How To Rest
What do I mean by rest?
In my programs, I offer a limited-time framework in which to work toward specific goals, with rest periods in between.
In chapter six of my book, I talk extensively about the WHY behind rest. But one thing authors always ask is the HOW.
What does it mean to rest?
Some authors don't want to stop writing. Others don’t see how they can take a break from the rest of their life.
The good news is, you don’t have to do that.
Rest does not have to mean lying in bed doing nothing.
It doesn’t mean you can’t ever pick up your manuscript and look at it.
Sometimes you DO have to put it down and let IT rest for a while. But not always.
In this context, REST stands on the opposite side of a coin from WORK. During the WORK periods of the book writing process, authors commit to certain goals. They may write for an hour a day for five days a week, or six hours once a week, or three hours twice a week, and so on, according to the plan we work out for them.
Whatever the commitment, it is a commitment. They sit down and they WORK on the book. They hope for inspiration, yes, but whether inspiration comes or not, they do the work.
This has to happen in order for a book to be written.
But it doesn’t have to happen every day all day.
REST periods are just as important to the process. During your rest periods, you commit to nothing having to do with the book. You can tinker with it, think about it, dream about it, add things, take things out… as long as it feels GOOD and INSPIRED and you WANT to be doing it and it doesn't interfere with other aspects of the process.
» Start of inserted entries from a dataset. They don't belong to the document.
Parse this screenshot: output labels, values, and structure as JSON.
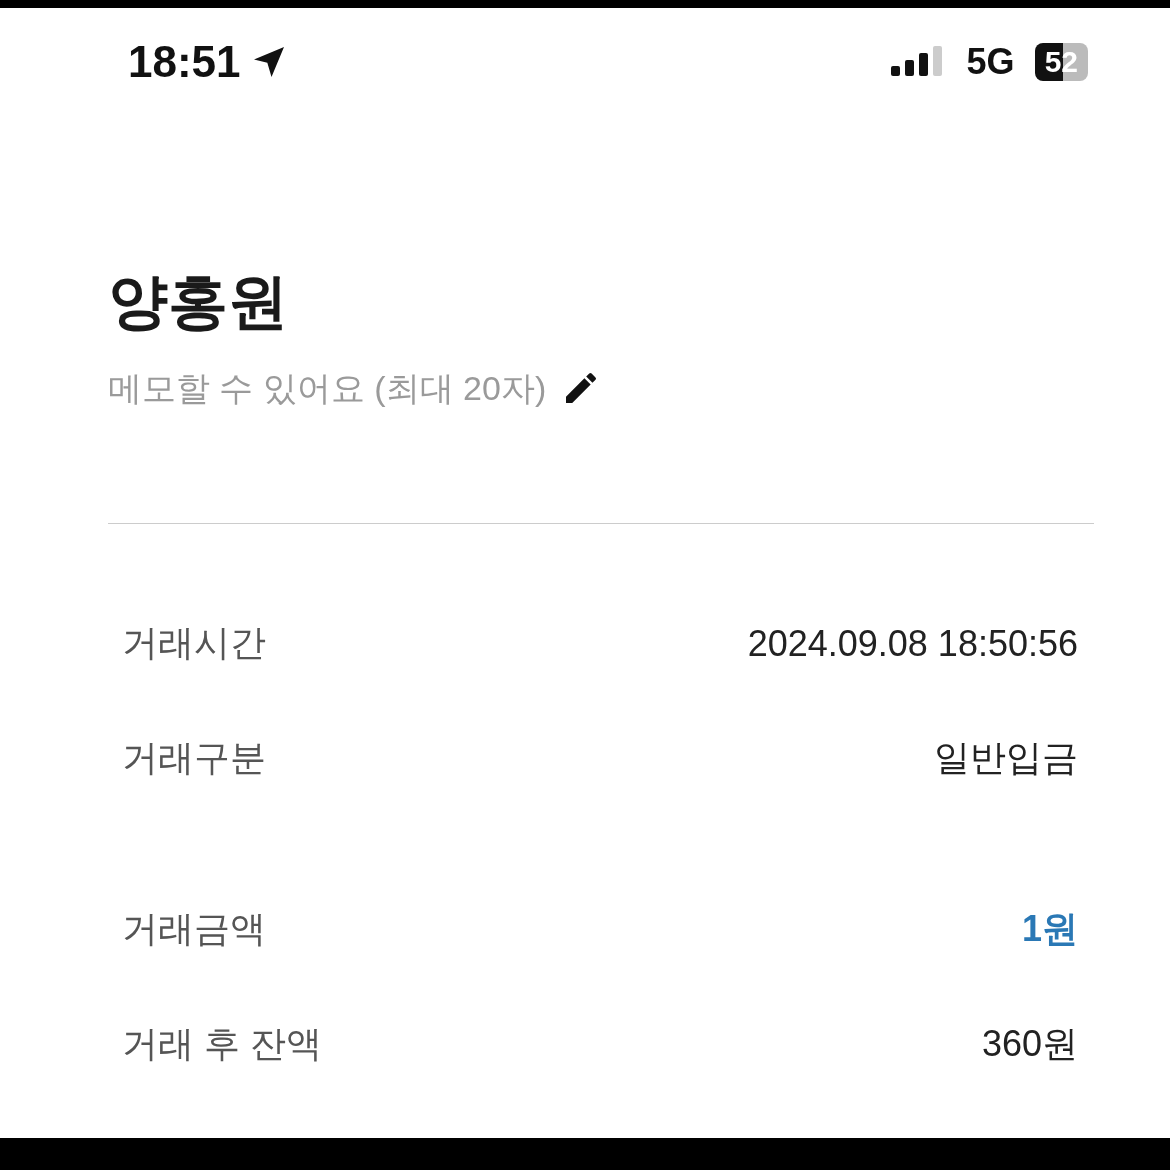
{
  "status_bar": {
    "time": "18:51",
    "network": "5G",
    "battery": "52"
  },
  "title": "양홍원",
  "memo": {
    "placeholder": "메모할 수 있어요 (최대 20자)"
  },
  "rows": [
    {
      "label": "거래시간",
      "value": "2024.09.08 18:50:56",
      "kind": "plain"
    },
    {
      "label": "거래구분",
      "value": "일반입금",
      "kind": "plain"
    },
    {
      "label": "거래금액",
      "value": "1원",
      "kind": "amount"
    },
    {
      "label": "거래 후 잔액",
      "value": "360원",
      "kind": "plain"
    }
  ]
}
Rest isn’t inactivity. It’s autonomy. It’s choosing based on desire what you will do next.
Work isn’t one specific activity, it’s choosing based on commitment what you will do next.
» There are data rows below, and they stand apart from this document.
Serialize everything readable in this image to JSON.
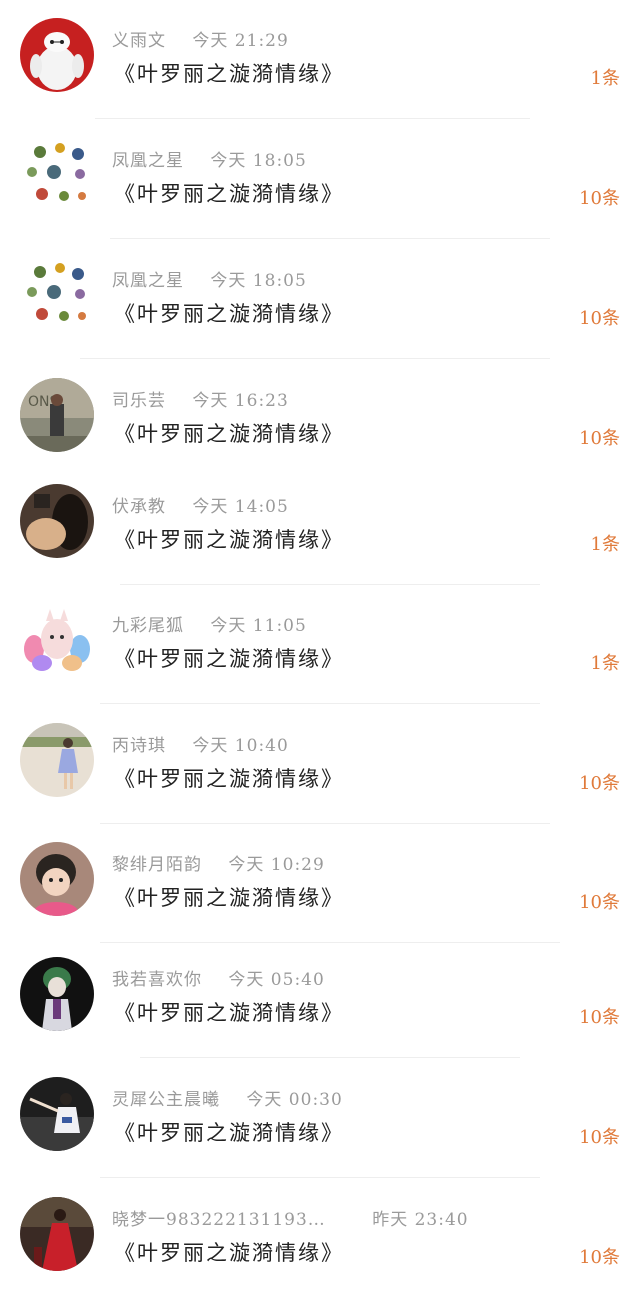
{
  "items": [
    {
      "name": "义雨文",
      "time": "今天  21:29",
      "title": "《叶罗丽之漩漪情缘》",
      "count": "1条",
      "avatar_icon": "baymax-avatar-icon",
      "avatar_bg": "#c62020"
    },
    {
      "name": "凤凰之星",
      "time": "今天  18:05",
      "title": "《叶罗丽之漩漪情缘》",
      "count": "10条",
      "avatar_icon": "floral-avatar-icon",
      "avatar_bg": "#ffffff"
    },
    {
      "name": "凤凰之星",
      "time": "今天  18:05",
      "title": "《叶罗丽之漩漪情缘》",
      "count": "10条",
      "avatar_icon": "floral-avatar-icon",
      "avatar_bg": "#ffffff"
    },
    {
      "name": "司乐芸",
      "time": "今天  16:23",
      "title": "《叶罗丽之漩漪情缘》",
      "count": "10条",
      "avatar_icon": "graffiti-photo-avatar-icon",
      "avatar_bg": "#8a8a7a"
    },
    {
      "name": "伏承教",
      "time": "今天  14:05",
      "title": "《叶罗丽之漩漪情缘》",
      "count": "1条",
      "avatar_icon": "girl-photo-avatar-icon",
      "avatar_bg": "#4a3a30"
    },
    {
      "name": "九彩尾狐",
      "time": "今天  11:05",
      "title": "《叶罗丽之漩漪情缘》",
      "count": "1条",
      "avatar_icon": "fox-avatar-icon",
      "avatar_bg": "#f6eef6"
    },
    {
      "name": "丙诗琪",
      "time": "今天  10:40",
      "title": "《叶罗丽之漩漪情缘》",
      "count": "10条",
      "avatar_icon": "girl-beach-avatar-icon",
      "avatar_bg": "#e8e0d4"
    },
    {
      "name": "黎绯月陌韵",
      "time": "今天  10:29",
      "title": "《叶罗丽之漩漪情缘》",
      "count": "10条",
      "avatar_icon": "child-photo-avatar-icon",
      "avatar_bg": "#a8887a"
    },
    {
      "name": "我若喜欢你",
      "time": "今天  05:40",
      "title": "《叶罗丽之漩漪情缘》",
      "count": "10条",
      "avatar_icon": "anime-character-avatar-icon",
      "avatar_bg": "#111111"
    },
    {
      "name": "灵犀公主晨曦",
      "time": "今天  00:30",
      "title": "《叶罗丽之漩漪情缘》",
      "count": "10条",
      "avatar_icon": "girl-dance-avatar-icon",
      "avatar_bg": "#222222"
    },
    {
      "name": "晓梦一983222131193…",
      "time": "昨天  23:40",
      "title": "《叶罗丽之漩漪情缘》",
      "count": "10条",
      "avatar_icon": "girl-red-dress-avatar-icon",
      "avatar_bg": "#3a2a24"
    }
  ],
  "colors": {
    "count": "#e07a3a",
    "meta": "#9a9a9a",
    "title": "#222222"
  }
}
Work = meeting a commitment (to yourself and/or others)
Rest = doing what pleases you right now
When you are at work, you do what is is front of you because you have decided that it is important. It might be fun, but that is not WHY you do it. You do it because you have decided to.
When you are rest, you decide what to do based on present desire. You might do something productive, but not because it's productive. You do it because you feel like it.
During author rest periods, they may have other commitments that constitute work. We don’t all have unlimited paid vacay with full-time childcare to permit us to rest from EVERYTHING.
Resting from the commitment to the book itself is enough. And it is critical. We build these periods into the process and, like the woodcutter sharpening his axe after every few trees, it makes the process go faster and smoother than if we just tried to push through continuously.
Try building rest into your process, and let me know how it goes.